La respuesta a estas cuestiones planteadas por los críticos es que las películas (especialmente las de Hollywood) no pueden sustituir a una enseñanza eficaz en el aula. Sin orientación y debate, las películas pueden desinformar y pueden reforzar los estereotipos. Sin embargo, con la preparación y la orientación adecuadas, las películas pueden hacer que la enseñanza y el aprendizaje de la historia americana sean una aventura más satisfactoria. Como señaló Robert Brent Toplin en su informe de la Organización de Historiadores Americanos sobre el historiador como cineasta: “A menudo, los alumnos apáticos que miran a las figuras y los acontecimientos históricos sólo con una curiosidad distante, resurgen con preguntas inquisitivas cuando el tema de debate abarca un terreno tratado por los medios de comunicación.” Más que nunca, el cine es el lenguaje de los jóvenes: el uso de películas en el aula ayuda al proceso de comunicación por el que se transmite la historia.

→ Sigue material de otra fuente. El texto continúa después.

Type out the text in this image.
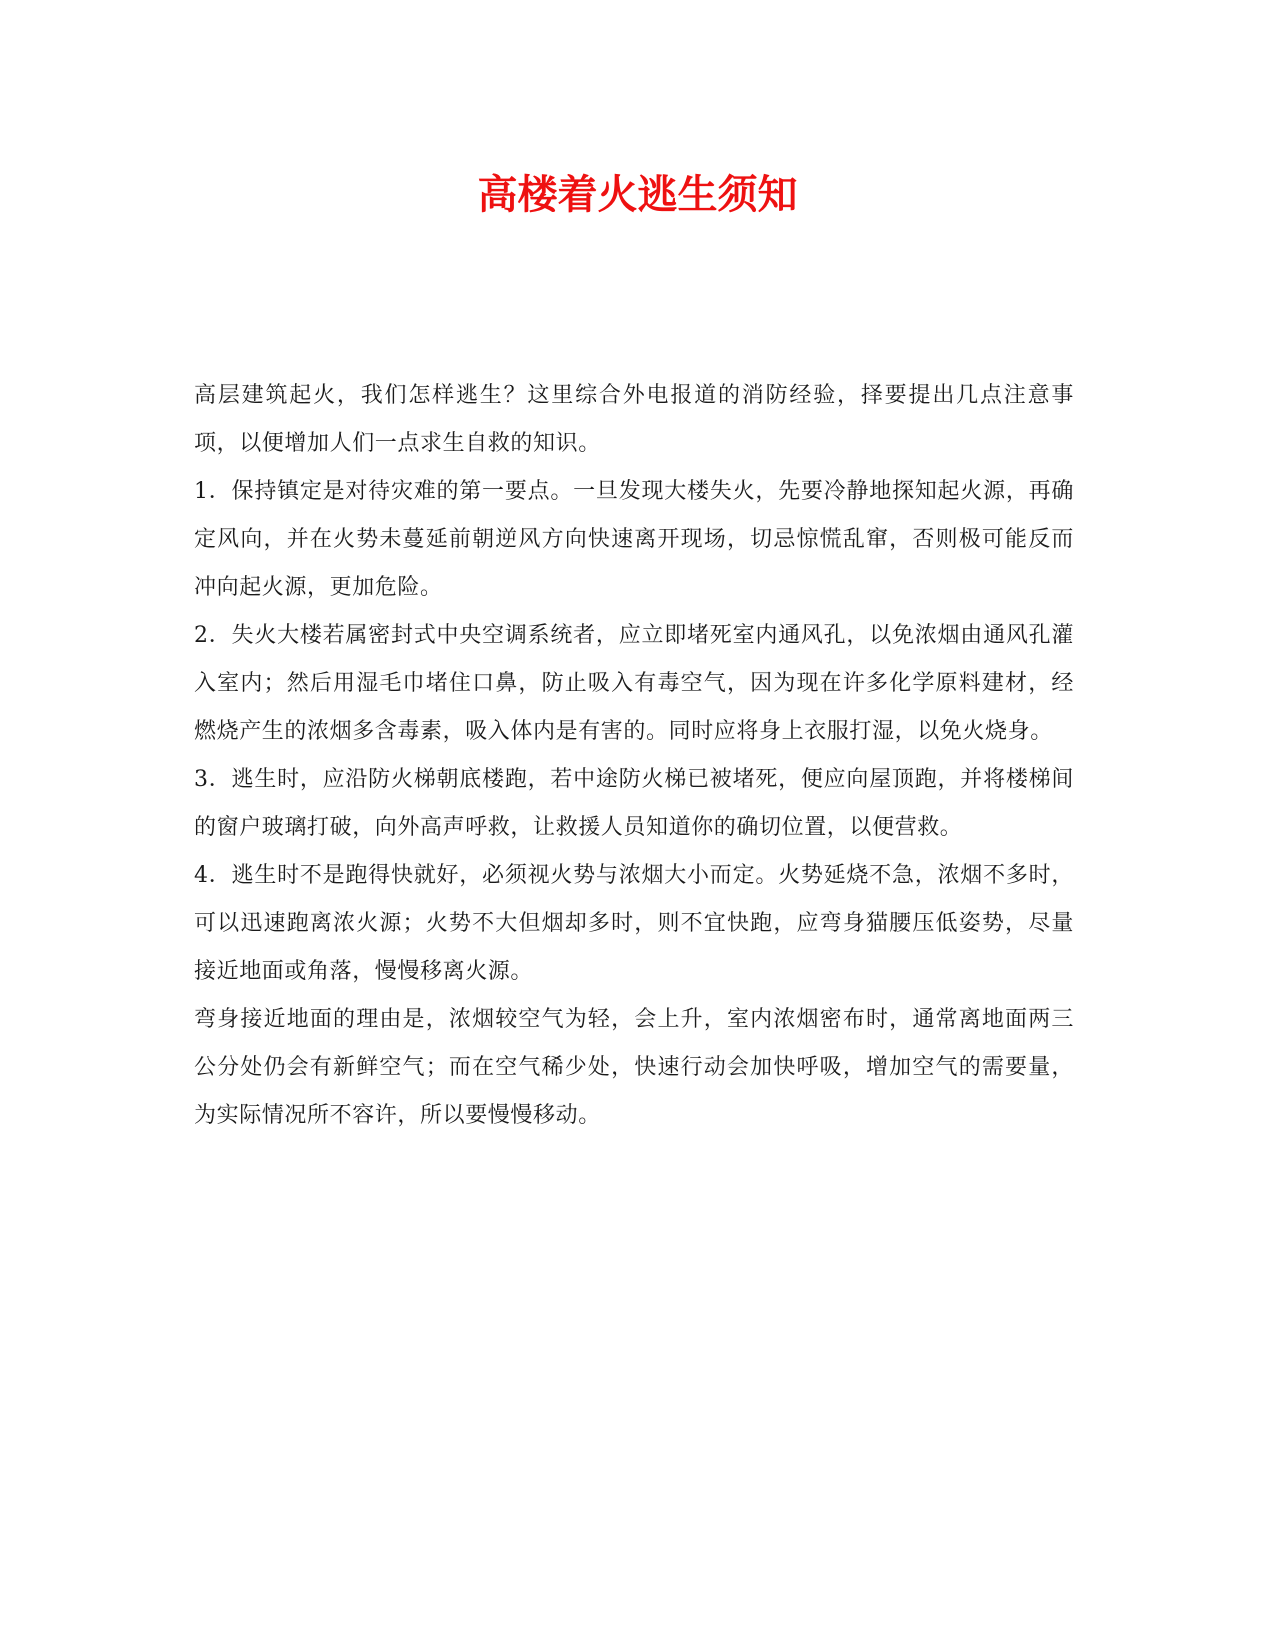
高楼着火逃生须知

高层建筑起火，我们怎样逃生？这里综合外电报道的消防经验，择要提出几点注意事项，以便增加人们一点求生自救的知识。

1．保持镇定是对待灾难的第一要点。一旦发现大楼失火，先要冷静地探知起火源，再确定风向，并在火势未蔓延前朝逆风方向快速离开现场，切忌惊慌乱窜，否则极可能反而冲向起火源，更加危险。

2．失火大楼若属密封式中央空调系统者，应立即堵死室内通风孔，以免浓烟由通风孔灌入室内；然后用湿毛巾堵住口鼻，防止吸入有毒空气，因为现在许多化学原料建材，经燃烧产生的浓烟多含毒素，吸入体内是有害的。同时应将身上衣服打湿，以免火烧身。

3．逃生时，应沿防火梯朝底楼跑，若中途防火梯已被堵死，便应向屋顶跑，并将楼梯间的窗户玻璃打破，向外高声呼救，让救援人员知道你的确切位置，以便营救。

4．逃生时不是跑得快就好，必须视火势与浓烟大小而定。火势延烧不急，浓烟不多时，可以迅速跑离浓火源；火势不大但烟却多时，则不宜快跑，应弯身猫腰压低姿势，尽量接近地面或角落，慢慢移离火源。

弯身接近地面的理由是，浓烟较空气为轻，会上升，室内浓烟密布时，通常离地面两三公分处仍会有新鲜空气；而在空气稀少处，快速行动会加快呼吸，增加空气的需要量，为实际情况所不容许，所以要慢慢移动。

En los años 60, Marshall McLuhan teorizó sobre la creciente importancia del cine en nuestra cultura. Las personas nacidas antes de la década de 1950 fueron entrenadas para pensar en un patrón lineal. Esto, según McLuhan, se debía a la influencia de la palabra impresa. Sin embargo, los estudiantes universitarios de hoy en día, nacidos en su mayoría en los años 60 y principios de los 70, se acostumbraron a un medio no lineal y electrónico mucho antes de aprender a leer. Para McLuhan, pues, la verdadera educación sólo puede comenzar cuando el profesor supera las limitaciones de la instrucción dominada por la letra impresa.
No es necesario aceptar todas las ideas de McLuhan para reconocer las posibilidades de las películas. Sin duda, las películas no sustituirán a los libros y los debates en la enseñanza y el aprendizaje de la historia. Los procesos de cognición verbal y visual son bastante diferentes entre sí -las recientes investigaciones científicas sugieren que son funciones de hemisferios separados del cerebro. Sin embargo, como ha escrito la autoridad cinematográfica David A. Cook, “hay pocas cosas más convincentes en la experiencia perceptiva humana que la imagen cinematográfica en proyección”.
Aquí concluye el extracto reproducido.